Find many great new & used options and get the best deals for 1966 67 gto pontiac lemans factory am fm radio at the best online prices at eBay! Free shipping for many products!



www.ebay.com













1966 66 PONTIAC GTO LEMANS TEMPEST OEM GM DELCO AM-FM RADIO SERVICED W/ WARRANTY | eBay


Original 1966 Pontiac GTO Lemans Tempest Delco GM am-fm radio. Has been serviced and carries a 6 month written warranty. Slide bar, tuner wand and pushbuttons all work smoothly.



www.ebay.com


----------



## Jetzster (Jan 18, 2020)

Depends , if you want OEM ones which can be very pricey you can see ebay for some
Or converted repro units on there like for instance at *mikehaganantiqueautoradio *


----------



## lou (Aug 7, 2021)

lou said:


> hello everyone i have been on a search for a am/fm radio for my 67 gto, i do have a am in there now, would anyone have a line to get one for my car thanks guys as always.


thanks guys


----------



## GTOTIGR (May 3, 2020)

Hi lou,

Here’s one advertised on Craigslist.









1967 Pontiac GTO Original Delco factory AM/FM STEREO Radio - auto...

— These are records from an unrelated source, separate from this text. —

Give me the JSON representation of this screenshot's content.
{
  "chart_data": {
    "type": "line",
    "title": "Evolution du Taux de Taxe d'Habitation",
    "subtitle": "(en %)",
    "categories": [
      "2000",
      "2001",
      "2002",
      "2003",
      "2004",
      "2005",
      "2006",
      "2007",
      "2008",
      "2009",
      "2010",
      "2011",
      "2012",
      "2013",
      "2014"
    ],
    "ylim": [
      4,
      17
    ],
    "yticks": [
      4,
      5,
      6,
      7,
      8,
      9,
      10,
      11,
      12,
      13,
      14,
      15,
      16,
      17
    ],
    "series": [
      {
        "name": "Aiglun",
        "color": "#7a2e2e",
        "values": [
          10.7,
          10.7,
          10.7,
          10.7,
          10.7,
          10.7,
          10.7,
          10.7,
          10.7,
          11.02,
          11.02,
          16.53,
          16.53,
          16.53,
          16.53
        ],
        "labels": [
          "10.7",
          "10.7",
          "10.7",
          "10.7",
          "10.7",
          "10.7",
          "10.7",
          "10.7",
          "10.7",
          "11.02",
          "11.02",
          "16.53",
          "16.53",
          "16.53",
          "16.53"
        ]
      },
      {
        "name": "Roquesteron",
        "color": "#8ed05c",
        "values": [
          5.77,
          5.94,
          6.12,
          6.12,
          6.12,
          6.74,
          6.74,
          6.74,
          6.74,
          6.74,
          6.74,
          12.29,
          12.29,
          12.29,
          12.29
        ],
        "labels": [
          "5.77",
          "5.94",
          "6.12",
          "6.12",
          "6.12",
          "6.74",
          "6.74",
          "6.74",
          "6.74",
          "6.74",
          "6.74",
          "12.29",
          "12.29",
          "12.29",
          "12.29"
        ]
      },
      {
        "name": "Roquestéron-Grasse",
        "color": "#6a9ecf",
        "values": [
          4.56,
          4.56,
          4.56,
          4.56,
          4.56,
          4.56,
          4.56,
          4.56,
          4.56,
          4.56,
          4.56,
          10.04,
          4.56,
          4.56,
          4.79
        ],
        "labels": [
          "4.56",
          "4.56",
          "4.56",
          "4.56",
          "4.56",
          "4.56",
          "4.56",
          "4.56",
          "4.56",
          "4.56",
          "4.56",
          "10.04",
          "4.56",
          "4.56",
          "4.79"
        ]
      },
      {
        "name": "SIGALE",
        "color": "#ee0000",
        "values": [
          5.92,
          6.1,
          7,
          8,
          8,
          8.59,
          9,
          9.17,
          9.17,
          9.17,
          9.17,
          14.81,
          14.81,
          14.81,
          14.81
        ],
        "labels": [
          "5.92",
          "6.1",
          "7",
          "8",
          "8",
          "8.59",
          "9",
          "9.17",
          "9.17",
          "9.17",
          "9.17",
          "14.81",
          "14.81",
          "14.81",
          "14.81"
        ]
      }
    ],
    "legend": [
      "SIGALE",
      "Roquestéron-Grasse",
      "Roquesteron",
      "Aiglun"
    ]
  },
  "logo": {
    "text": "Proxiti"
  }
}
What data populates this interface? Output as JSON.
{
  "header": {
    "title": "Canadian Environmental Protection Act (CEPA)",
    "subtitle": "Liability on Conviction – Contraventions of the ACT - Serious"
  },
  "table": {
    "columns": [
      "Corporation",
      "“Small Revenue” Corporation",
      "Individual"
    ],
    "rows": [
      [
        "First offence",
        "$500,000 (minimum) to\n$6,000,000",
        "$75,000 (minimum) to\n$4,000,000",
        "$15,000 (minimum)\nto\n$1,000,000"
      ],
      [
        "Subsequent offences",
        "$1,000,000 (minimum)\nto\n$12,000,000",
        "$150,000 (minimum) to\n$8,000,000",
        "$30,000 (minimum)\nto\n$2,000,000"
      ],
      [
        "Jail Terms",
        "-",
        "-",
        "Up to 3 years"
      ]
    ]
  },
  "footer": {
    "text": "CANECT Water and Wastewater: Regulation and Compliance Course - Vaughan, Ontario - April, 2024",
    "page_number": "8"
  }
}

1967 Original Delco factory AM/FM STEREO Radio for 1967 Pontiac GTO, Lemans and Tempest. This is a full size 1967 Pontiac STEREO radio that has been converted to work in the 1967 GTO and Tempest....



cleveland.craigslist.org


----------



## lou (Aug 7, 2021)

I like to change out the front speaker with a dual speaker anyone have a better way of doing this task any pictures ty


----------



## lou (Aug 7, 2021)

Jetzster said:


> Depends , if you want OEM ones which can be very pricey you can see ebay for some
> Or converted repro units on there like for instance at *mikehaganantiqueautoradio *


----------



## lou (Aug 7, 2021)

thanks guys radio wont be available till mid march


----------



## lou (Aug 7, 2021)

hello so I guess ill ask again, is there a 67 gto am/fm radio out there for sale, I know I asked figured I ask the repo are not due till late February again thanks guys...


----------